The closest the show gets to a substantial critique is in the number "Yes We Can," which skewers President Obama's backpedaling on a number of major issues by answering his campaign slogan (and song refrain) "Yes we can" with statements such as, "But not just yet." There are also spoofs of Hillary Clinton, Sarah Palin, John McCain, Sonia Sotomayor, Nancy Pelosi, and more, but the routines either avoid making a political statement or stick to aspects of these figures that have been parodied in other medium ad nauseum.
On the pop culture side, there's a cute song about "The Boy in the Balloon," and a funny little number called "Flu Shot." There are also some non-musical segments such as one in which CNN's Nancy Grace reports on the case of Snow White, who was found in a coma in the home of seven dwarves, who have been brought into custody.

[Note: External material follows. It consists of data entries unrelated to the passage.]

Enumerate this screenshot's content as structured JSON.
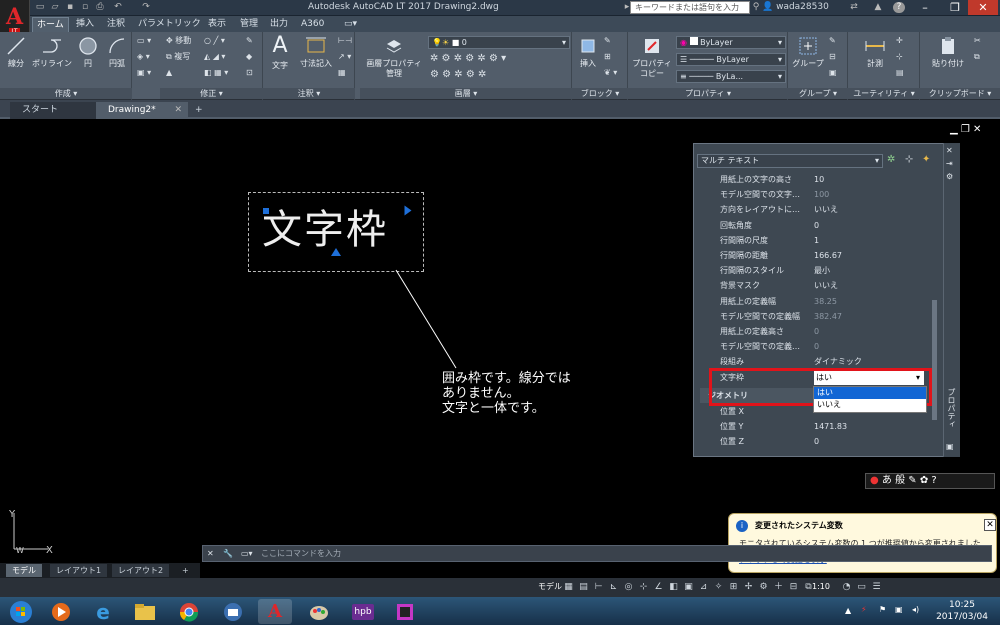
{
  "app": {
    "title": "Autodesk AutoCAD LT 2017    Drawing2.dwg",
    "logo_letter": "A",
    "logo_sub": "LT",
    "search_placeholder": "キーワードまたは語句を入力",
    "username": "wada28530"
  },
  "menu_tabs": [
    "ホーム",
    "挿入",
    "注釈",
    "パラメトリック",
    "表示",
    "管理",
    "出力",
    "A360"
  ],
  "ribbon": {
    "draw": {
      "label": "作成",
      "line": "線分",
      "polyline": "ポリライン",
      "circle": "円",
      "arc": "円弧"
    },
    "modify": {
      "label": "修正",
      "move": "移動",
      "copy": "複写"
    },
    "annotation": {
      "label": "注釈",
      "text": "文字",
      "dimension": "寸法記入"
    },
    "layers": {
      "label": "画層",
      "layer_props_1": "画層プロパティ",
      "layer_props_2": "管理",
      "current_layer": "0"
    },
    "block": {
      "label": "ブロック",
      "insert": "挿入"
    },
    "properties": {
      "label": "プロパティ",
      "match_1": "プロパティ",
      "match_2": "コピー",
      "color": "ByLayer",
      "linetype": "ByLayer",
      "lineweight": "ByLa..."
    },
    "groups": {
      "label": "グループ",
      "group": "グループ"
    },
    "utilities": {
      "label": "ユーティリティ",
      "measure": "計測"
    },
    "clipboard": {
      "label": "クリップボード",
      "paste": "貼り付け"
    }
  },
  "doc_tabs": [
    "スタート",
    "Drawing2*"
  ],
  "canvas": {
    "mtext": "文字枠",
    "note_lines": [
      "囲み枠です。線分では",
      "ありません。",
      "文字と一体です。"
    ]
  },
  "properties_palette": {
    "object_type": "マルチ テキスト",
    "rows": [
      {
        "key": "用紙上の文字の高さ",
        "value": "10",
        "dim": false
      },
      {
        "key": "モデル空間での文字…",
        "value": "100",
        "dim": true
      },
      {
        "key": "方向をレイアウトに…",
        "value": "いいえ",
        "dim": false
      },
      {
        "key": "回転角度",
        "value": "0",
        "dim": false
      },
      {
        "key": "行間隔の尺度",
        "value": "1",
        "dim": false
      },
      {
        "key": "行間隔の距離",
        "value": "166.67",
        "dim": false
      },
      {
        "key": "行間隔のスタイル",
        "value": "最小",
        "dim": false
      },
      {
        "key": "背景マスク",
        "value": "いいえ",
        "dim": false
      },
      {
        "key": "用紙上の定義幅",
        "value": "38.25",
        "dim": true
      },
      {
        "key": "モデル空間での定義幅",
        "value": "382.47",
        "dim": true
      },
      {
        "key": "用紙上の定義高さ",
        "value": "0",
        "dim": true
      },
      {
        "key": "モデル空間での定義…",
        "value": "0",
        "dim": true
      },
      {
        "key": "段組み",
        "value": "ダイナミック",
        "dim": false
      },
      {
        "key": "文字枠",
        "value": "はい",
        "dim": false
      }
    ],
    "geometry_header": "ジオメトリ",
    "geometry_rows": [
      {
        "key": "位置 X",
        "value": ""
      },
      {
        "key": "位置 Y",
        "value": "1471.83"
      },
      {
        "key": "位置 Z",
        "value": "0"
      }
    ],
    "dropdown_options": [
      "はい",
      "いいえ"
    ],
    "side_title": "プロパティ"
  },
  "ime_bar": "あ 般",
  "balloon": {
    "title": "変更されたシステム変数",
    "message": "モニタされているシステム変数の 1 つが推奨値から変更されました",
    "link": "クリックして変更を表示"
  },
  "command_line": {
    "placeholder": "ここにコマンドを入力"
  },
  "layout_tabs": [
    "モデル",
    "レイアウト1",
    "レイアウト2"
  ],
  "status_bar": {
    "model": "モデル",
    "scale": "1:10"
  },
  "clock": {
    "time": "10:25",
    "date": "2017/03/04"
  },
  "colors": {
    "accent": "#1266d4",
    "highlight_border": "#e1131a",
    "ribbon_bg": "#525d6a"
  }
}
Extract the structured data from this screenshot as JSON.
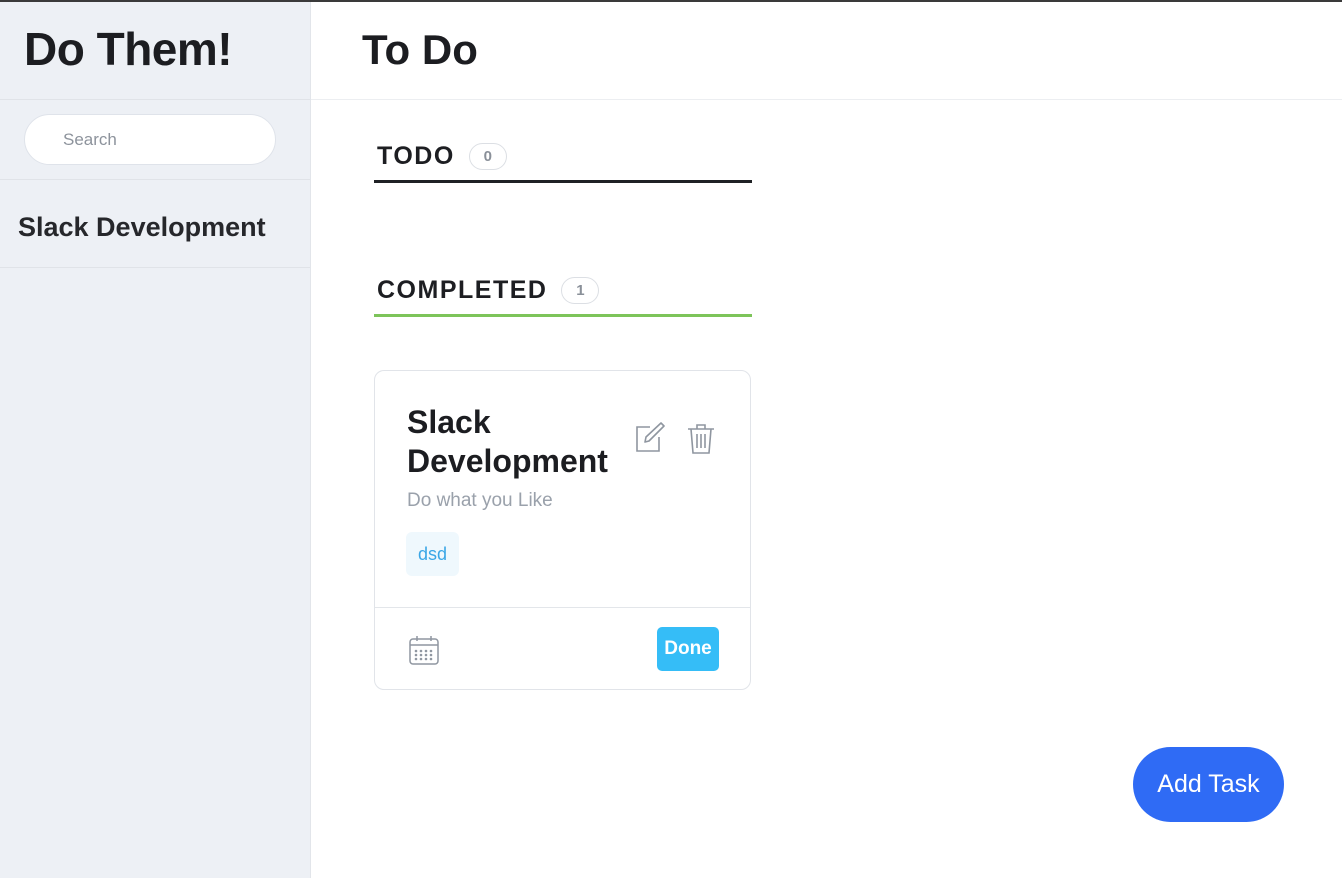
{
  "app": {
    "title": "Do Them!"
  },
  "sidebar": {
    "search": {
      "placeholder": "Search",
      "value": ""
    },
    "projects": [
      {
        "label": "Slack Development"
      }
    ]
  },
  "main": {
    "title": "To Do",
    "sections": {
      "todo": {
        "title": "TODO",
        "count": "0",
        "accent": "#1f2125"
      },
      "completed": {
        "title": "COMPLETED",
        "count": "1",
        "accent": "#7dc45a"
      }
    },
    "card": {
      "title": "Slack Development",
      "description": "Do what you Like",
      "tag": "dsd",
      "done_label": "Done",
      "icons": [
        "edit-icon",
        "trash-icon",
        "calendar-icon"
      ]
    },
    "add_task_label": "Add Task"
  },
  "colors": {
    "primary": "#2f6bf5",
    "done": "#35bdf7",
    "tag_text": "#3aa6e6",
    "completed_accent": "#7dc45a"
  }
}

While initially amusing, the sketch goes on way longer than it should.
All of the various characters -- both fictional and non-fictional -- are brought to life by just four actors: Christina Bianco, Rory O'Malley, Christine Pedi, and Michael West. Bianco is the clear stand-out, and her imitations/parodies of Celine Dion and Sarah Palin are spot-on; she is also the best singer out of the four performers. Pedi gets a chance to reprise her well-known Liza Minnelli imitation to humorous effect, while O'Malley is a stitch as he cross-dresses to portray Susan Boyle. West tends to mug a little too much, but still makes valuable contributions to the show.

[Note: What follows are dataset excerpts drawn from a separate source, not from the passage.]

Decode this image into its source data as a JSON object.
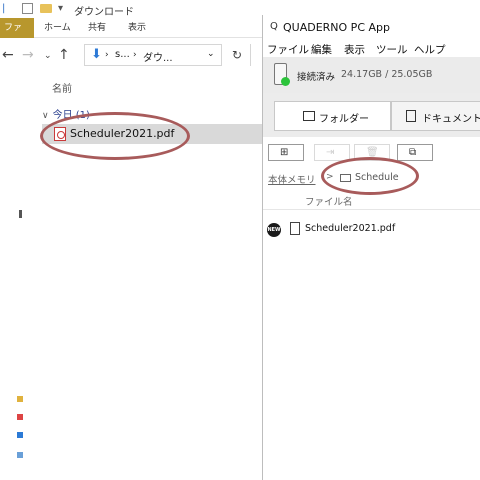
{
  "explorer": {
    "title": "ダウンロード",
    "ribbon_tabs": [
      "ファイル",
      "ホーム",
      "共有",
      "表示"
    ],
    "address": {
      "crumb_short": "s...",
      "crumb_current": "ダウ..."
    },
    "column_header": "名前",
    "group_label": "今日 (1)",
    "file_name": "Scheduler2021.pdf"
  },
  "quaderno": {
    "title": "QUADERNO PC App",
    "menu": [
      "ファイル",
      "編集",
      "表示",
      "ツール",
      "ヘルプ"
    ],
    "status": {
      "label": "接続済み",
      "storage": "24.17GB / 25.05GB",
      "status_color": "#2cc43b"
    },
    "tabs": [
      {
        "label": "フォルダー",
        "icon": "folder-icon"
      },
      {
        "label": "ドキュメント",
        "icon": "document-icon"
      }
    ],
    "toolbar_icons": [
      "new-folder-icon",
      "move-icon",
      "delete-icon",
      "upload-folder-icon"
    ],
    "breadcrumb": {
      "root": "本体メモリ",
      "separator": ">",
      "current": "Schedule"
    },
    "column_header": "ファイル名",
    "file_name": "Scheduler2021.pdf",
    "new_badge": "NEW"
  },
  "annotation_color": "#a85b5b"
}
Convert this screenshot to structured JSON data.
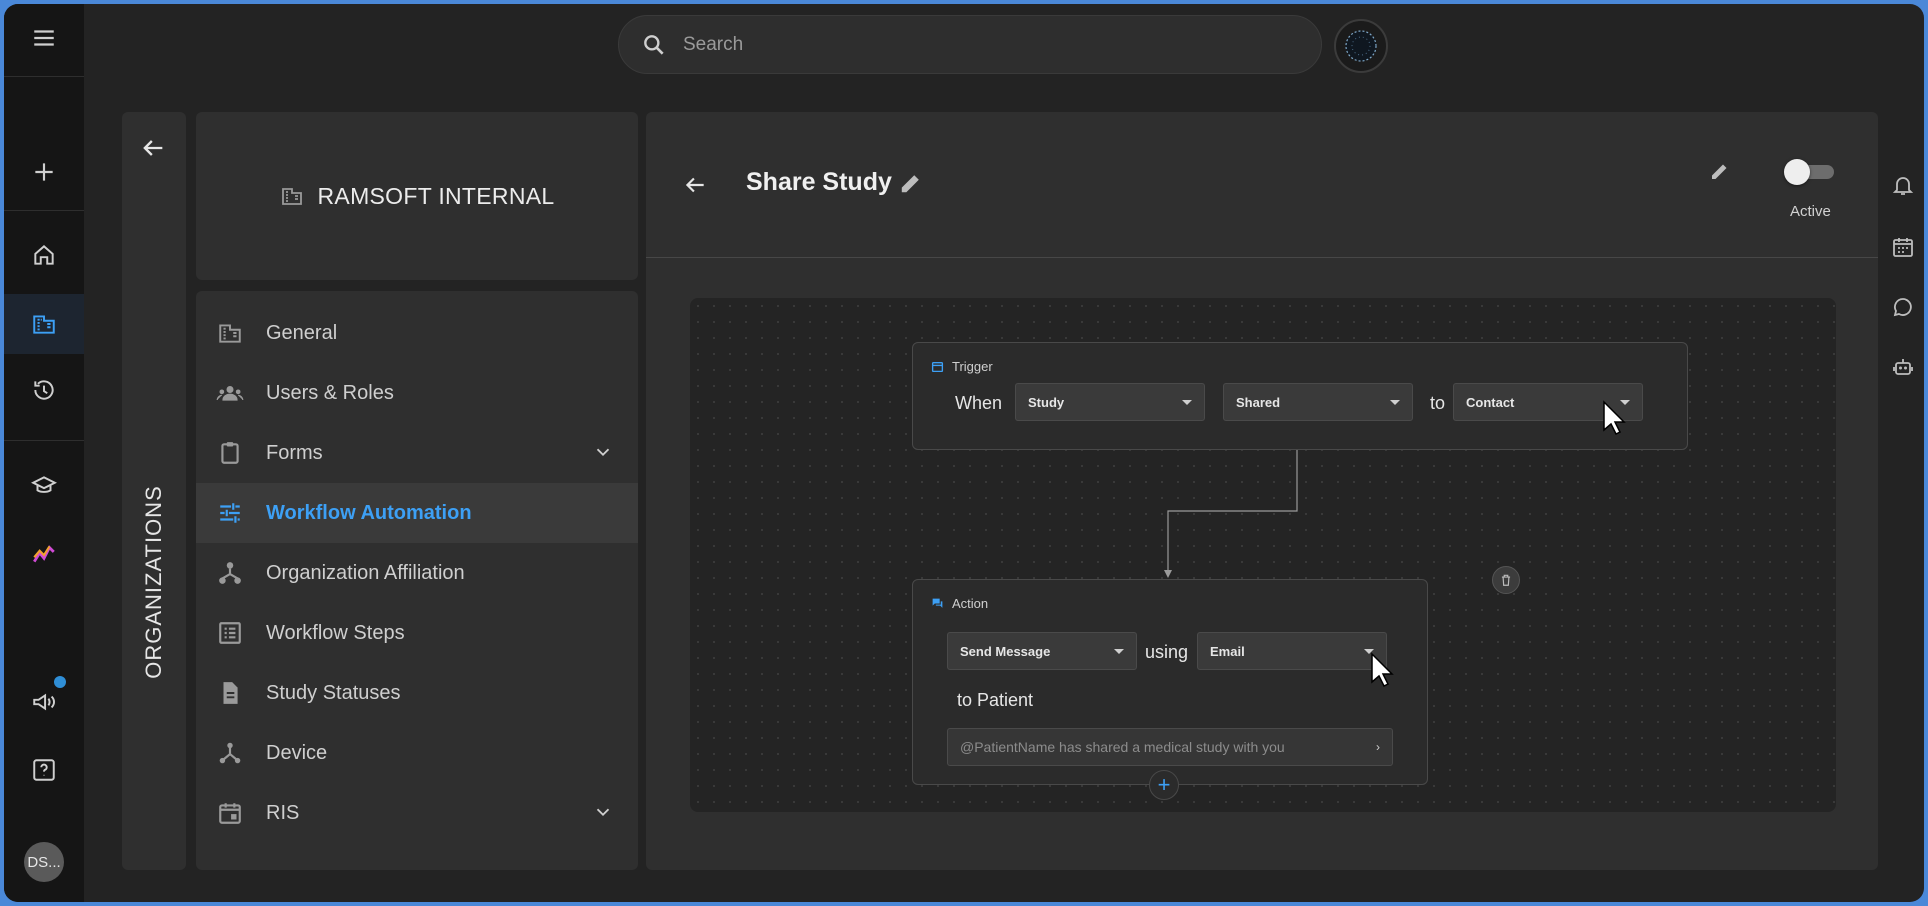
{
  "search": {
    "placeholder": "Search"
  },
  "rail": {
    "items": [
      "menu-icon",
      "plus-icon",
      "home-icon",
      "organization-icon",
      "history-icon",
      "school-icon",
      "analytics-icon",
      "megaphone-icon",
      "help-icon"
    ],
    "avatar": "DS..."
  },
  "organizations_label": "ORGANIZATIONS",
  "org": {
    "name": "RAMSOFT INTERNAL"
  },
  "menu": {
    "items": [
      {
        "label": "General"
      },
      {
        "label": "Users & Roles"
      },
      {
        "label": "Forms"
      },
      {
        "label": "Workflow Automation"
      },
      {
        "label": "Organization Affiliation"
      },
      {
        "label": "Workflow Steps"
      },
      {
        "label": "Study Statuses"
      },
      {
        "label": "Device"
      },
      {
        "label": "RIS"
      }
    ]
  },
  "main": {
    "title": "Share Study",
    "toggle_label": "Active",
    "toggle_on": false
  },
  "trigger": {
    "header": "Trigger",
    "when": "When",
    "subject": "Study",
    "event": "Shared",
    "to": "to",
    "target": "Contact"
  },
  "action": {
    "header": "Action",
    "type": "Send Message",
    "using": "using",
    "channel": "Email",
    "to_patient": "to Patient",
    "message_placeholder": "@PatientName has shared a medical study with you"
  },
  "colors": {
    "accent": "#3da0f5",
    "background": "#232323",
    "panel": "#2f2f2f"
  }
}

Crom's music borrows from various musical styles, and includes the catchy doo-wop number "We Say No," and the rather lovely ballad, "Denial," which ends the show. Director Mark Waldrop keeps the action light and breezy, although the less inspired segments, such as an eHarmony parody, still tend to drag. Jason Courson's set and Matthew Gordon's lighting are fairly basic, but David Kaley's costumes are both numerous and clever. O'Malley's outfit as "balloon boy" Falcon Heene is particularly memorable.